Introduction: The hypothalamic-pituitary-testicular (HPT) axis is highly active in healthy male newborns until 3-6 months of age. During this phase, namely ‘minipuberty,’ Sertoli cells are stimulated by follicle-stimulating hormone (FSH), increasing testis volume and serum levels of AMH and inhibin B. In addition, luteinizing hormone (LH) promotes testosterone synthesis in Leydig cells, contributing to normal penis size and testicular position in the scrotum. In congenital hypogonadotropic hypogonadism (CHH) minipuberty is absent due to gonadotropin deficiency. Whilst standard treatment is with testosterone replacement, recent literature on treatment with recombinant gonadotropins to replace minipuberty is encouraging. This study describes the impact of recombinant FSH (r-FSH), with human Chorionic Gonadotropin (hCG) or recombinant LH (r-LH), in male infants with CHH or combined pituitary hormone deficiency (CPHD) treated during minipuberty.

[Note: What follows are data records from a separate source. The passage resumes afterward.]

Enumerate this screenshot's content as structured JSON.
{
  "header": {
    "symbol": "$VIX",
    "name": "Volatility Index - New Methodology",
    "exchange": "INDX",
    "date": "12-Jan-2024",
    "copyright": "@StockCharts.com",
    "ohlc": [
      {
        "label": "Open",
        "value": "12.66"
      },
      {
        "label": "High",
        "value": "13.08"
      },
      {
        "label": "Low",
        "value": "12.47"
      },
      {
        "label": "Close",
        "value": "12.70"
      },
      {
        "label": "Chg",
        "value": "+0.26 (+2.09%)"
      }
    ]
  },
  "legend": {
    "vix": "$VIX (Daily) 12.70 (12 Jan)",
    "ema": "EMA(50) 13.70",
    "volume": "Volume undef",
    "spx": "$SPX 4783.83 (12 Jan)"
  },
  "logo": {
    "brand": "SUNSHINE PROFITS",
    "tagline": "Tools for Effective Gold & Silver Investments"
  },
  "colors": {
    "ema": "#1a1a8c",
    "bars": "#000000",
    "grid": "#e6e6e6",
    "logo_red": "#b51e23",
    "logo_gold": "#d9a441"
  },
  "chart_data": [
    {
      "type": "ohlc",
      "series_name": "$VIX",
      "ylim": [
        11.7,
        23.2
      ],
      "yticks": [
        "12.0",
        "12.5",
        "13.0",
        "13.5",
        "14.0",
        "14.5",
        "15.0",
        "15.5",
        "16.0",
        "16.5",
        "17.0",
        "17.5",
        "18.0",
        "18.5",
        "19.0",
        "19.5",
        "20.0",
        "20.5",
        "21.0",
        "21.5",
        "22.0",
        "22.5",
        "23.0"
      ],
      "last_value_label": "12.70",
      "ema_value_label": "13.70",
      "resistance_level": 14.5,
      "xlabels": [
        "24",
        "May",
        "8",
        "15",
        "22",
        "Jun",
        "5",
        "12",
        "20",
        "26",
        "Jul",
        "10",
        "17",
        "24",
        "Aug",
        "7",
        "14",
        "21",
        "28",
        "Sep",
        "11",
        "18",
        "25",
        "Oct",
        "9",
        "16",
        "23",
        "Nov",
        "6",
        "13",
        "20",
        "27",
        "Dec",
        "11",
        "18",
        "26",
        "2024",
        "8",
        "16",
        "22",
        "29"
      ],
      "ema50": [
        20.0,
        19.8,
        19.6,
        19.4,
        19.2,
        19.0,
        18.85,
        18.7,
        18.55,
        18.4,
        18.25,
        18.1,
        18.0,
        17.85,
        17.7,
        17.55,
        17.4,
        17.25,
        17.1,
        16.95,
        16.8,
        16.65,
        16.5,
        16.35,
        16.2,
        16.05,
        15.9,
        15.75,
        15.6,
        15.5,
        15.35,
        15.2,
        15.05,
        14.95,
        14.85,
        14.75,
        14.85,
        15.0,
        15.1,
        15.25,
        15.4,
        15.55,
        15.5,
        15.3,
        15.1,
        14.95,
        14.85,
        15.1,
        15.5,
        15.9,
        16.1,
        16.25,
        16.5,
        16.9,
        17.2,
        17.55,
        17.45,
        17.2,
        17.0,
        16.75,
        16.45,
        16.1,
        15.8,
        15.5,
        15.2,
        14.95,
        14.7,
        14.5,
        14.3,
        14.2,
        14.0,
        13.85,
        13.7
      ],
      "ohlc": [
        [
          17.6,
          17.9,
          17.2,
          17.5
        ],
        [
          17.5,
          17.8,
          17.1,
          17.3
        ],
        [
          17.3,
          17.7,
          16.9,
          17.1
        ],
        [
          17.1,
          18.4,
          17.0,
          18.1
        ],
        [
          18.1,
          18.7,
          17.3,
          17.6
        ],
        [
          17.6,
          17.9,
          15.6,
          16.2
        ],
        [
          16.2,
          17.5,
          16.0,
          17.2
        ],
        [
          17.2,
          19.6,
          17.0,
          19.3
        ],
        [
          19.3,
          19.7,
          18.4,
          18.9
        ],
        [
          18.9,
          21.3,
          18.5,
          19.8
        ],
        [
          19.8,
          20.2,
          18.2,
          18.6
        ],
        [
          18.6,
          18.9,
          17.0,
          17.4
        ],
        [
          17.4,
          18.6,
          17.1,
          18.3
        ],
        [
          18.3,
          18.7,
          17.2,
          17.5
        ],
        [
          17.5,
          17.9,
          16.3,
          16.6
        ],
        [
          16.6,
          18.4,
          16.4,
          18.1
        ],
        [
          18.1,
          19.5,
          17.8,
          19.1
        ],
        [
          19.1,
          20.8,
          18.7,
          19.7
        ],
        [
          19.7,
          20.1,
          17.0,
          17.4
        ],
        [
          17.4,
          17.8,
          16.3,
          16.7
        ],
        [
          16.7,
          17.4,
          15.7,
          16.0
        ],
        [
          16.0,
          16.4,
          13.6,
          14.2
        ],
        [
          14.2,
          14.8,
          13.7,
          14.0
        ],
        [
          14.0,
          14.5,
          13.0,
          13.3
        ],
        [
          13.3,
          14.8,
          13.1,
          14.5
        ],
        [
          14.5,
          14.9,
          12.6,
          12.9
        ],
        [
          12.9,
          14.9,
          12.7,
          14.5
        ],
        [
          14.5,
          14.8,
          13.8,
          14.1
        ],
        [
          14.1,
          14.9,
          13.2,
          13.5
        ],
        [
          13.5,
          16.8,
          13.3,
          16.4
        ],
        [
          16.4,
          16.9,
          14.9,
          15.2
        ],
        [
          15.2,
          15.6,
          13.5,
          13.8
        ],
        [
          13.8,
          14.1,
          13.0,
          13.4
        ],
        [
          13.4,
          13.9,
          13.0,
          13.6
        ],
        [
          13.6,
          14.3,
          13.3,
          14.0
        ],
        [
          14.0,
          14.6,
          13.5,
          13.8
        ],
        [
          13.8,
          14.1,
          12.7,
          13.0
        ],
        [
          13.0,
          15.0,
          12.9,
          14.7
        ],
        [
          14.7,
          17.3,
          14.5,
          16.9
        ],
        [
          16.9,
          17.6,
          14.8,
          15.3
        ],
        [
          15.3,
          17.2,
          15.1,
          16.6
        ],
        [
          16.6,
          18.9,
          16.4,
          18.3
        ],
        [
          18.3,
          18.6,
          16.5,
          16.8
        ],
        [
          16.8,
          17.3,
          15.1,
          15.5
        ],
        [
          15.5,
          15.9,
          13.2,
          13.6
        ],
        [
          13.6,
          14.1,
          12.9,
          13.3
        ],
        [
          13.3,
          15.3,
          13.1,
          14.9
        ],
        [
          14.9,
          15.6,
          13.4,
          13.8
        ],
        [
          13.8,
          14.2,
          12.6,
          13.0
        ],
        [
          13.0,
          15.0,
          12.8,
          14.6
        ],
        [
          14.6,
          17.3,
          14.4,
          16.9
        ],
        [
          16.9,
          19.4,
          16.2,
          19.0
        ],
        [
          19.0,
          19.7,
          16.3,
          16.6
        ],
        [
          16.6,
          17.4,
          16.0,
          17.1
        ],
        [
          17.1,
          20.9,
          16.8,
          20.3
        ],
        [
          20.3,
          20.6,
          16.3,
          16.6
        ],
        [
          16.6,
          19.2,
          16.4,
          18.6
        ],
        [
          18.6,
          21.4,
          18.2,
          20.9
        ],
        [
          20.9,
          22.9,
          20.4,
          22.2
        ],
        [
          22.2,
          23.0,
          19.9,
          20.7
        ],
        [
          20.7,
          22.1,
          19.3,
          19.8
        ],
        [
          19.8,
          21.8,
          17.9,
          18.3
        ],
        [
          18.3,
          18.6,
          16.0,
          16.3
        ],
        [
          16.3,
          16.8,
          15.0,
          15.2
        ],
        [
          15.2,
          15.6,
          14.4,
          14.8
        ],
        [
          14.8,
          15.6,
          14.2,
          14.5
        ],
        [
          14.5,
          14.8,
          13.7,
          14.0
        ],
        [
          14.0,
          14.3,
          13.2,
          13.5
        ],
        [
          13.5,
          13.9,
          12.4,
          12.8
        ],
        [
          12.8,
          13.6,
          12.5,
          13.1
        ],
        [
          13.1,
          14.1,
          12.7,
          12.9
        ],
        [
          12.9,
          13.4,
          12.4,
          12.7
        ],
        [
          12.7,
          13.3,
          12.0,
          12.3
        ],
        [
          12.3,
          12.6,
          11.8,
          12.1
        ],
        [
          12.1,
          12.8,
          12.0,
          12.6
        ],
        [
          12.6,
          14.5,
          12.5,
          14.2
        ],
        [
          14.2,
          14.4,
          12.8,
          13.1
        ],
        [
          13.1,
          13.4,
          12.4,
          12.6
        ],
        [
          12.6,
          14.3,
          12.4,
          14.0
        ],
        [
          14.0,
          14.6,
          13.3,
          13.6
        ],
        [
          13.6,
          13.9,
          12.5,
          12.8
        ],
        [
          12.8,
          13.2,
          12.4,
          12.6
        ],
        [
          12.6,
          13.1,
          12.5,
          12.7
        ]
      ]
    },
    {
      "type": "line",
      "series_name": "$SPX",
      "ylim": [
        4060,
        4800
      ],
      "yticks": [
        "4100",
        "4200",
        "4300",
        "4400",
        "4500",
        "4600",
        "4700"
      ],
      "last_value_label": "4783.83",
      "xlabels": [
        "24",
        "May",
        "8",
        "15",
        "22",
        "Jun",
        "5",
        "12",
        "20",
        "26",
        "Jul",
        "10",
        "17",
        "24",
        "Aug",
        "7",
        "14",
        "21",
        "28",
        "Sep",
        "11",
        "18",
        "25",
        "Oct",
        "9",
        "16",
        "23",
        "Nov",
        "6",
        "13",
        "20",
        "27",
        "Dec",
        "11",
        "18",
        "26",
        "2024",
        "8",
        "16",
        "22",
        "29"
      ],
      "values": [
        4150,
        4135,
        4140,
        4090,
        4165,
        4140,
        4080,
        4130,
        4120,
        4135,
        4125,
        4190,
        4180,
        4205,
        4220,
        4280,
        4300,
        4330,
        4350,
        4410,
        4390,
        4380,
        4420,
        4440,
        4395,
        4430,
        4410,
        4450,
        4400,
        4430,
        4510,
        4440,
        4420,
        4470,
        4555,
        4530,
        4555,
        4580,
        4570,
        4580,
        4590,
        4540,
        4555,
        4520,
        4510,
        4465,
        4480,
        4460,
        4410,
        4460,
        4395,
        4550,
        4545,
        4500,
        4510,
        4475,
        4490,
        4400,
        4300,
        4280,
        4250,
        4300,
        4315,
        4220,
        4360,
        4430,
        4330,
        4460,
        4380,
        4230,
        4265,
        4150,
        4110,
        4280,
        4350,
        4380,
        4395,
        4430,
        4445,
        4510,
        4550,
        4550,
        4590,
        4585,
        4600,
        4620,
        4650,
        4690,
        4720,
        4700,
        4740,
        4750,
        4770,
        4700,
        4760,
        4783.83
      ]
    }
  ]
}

Methods: A longitudinal retrospective study of a UK male CHH cohort managed during minipuberty at Barts Health NHS Trust.

Objective: To assess changes in penis size, testis volume and position, serum levels of LH, FSH, testosterone, AMH, and inhibin B, recorded in our bespoke REDCap database.

Results: Five male infants with CHH or CPHD received recombinant gonadotropic therapy during minipuberty (median age 0.4; range 0.2-0.6 years). All had micropenis and microorchidism (testes volume ≤0.4 mL by ultrasonography), and four had cryptorchidism. No adverse effects were observed. Post-treatment with r-FSH combined with hCG or r-LH, marked increments were observed in penis length (median increase 12.5; range 2.0-25 mm), testicular volume (median increase 0.3; range 0.1-1.13 cc), serum FSH (median increase 22.7; range 0.0-55.0 IU/l), and inhibin B (median increase 256; range 36.9-605.1 pg/ml). Improvements in testes position, serum LH and testosterone concentrations were more variable, with 2 patients showing improvements in testes position, whether into scrotum or distal inguinal canal.

Discussion: Our findings support the potential benefits of recombinant gonadotropic therapy to replace minipuberty in infants with CHH, by stimulating Sertoli cell populations and resolving micropenis. In this small series the best outcomes were seen with combined r-LH/r-FSH therapy for 4 months. Combined gonadotropins have the potential to facilitate future fertility in infants with CHH, but long term follow data are needed.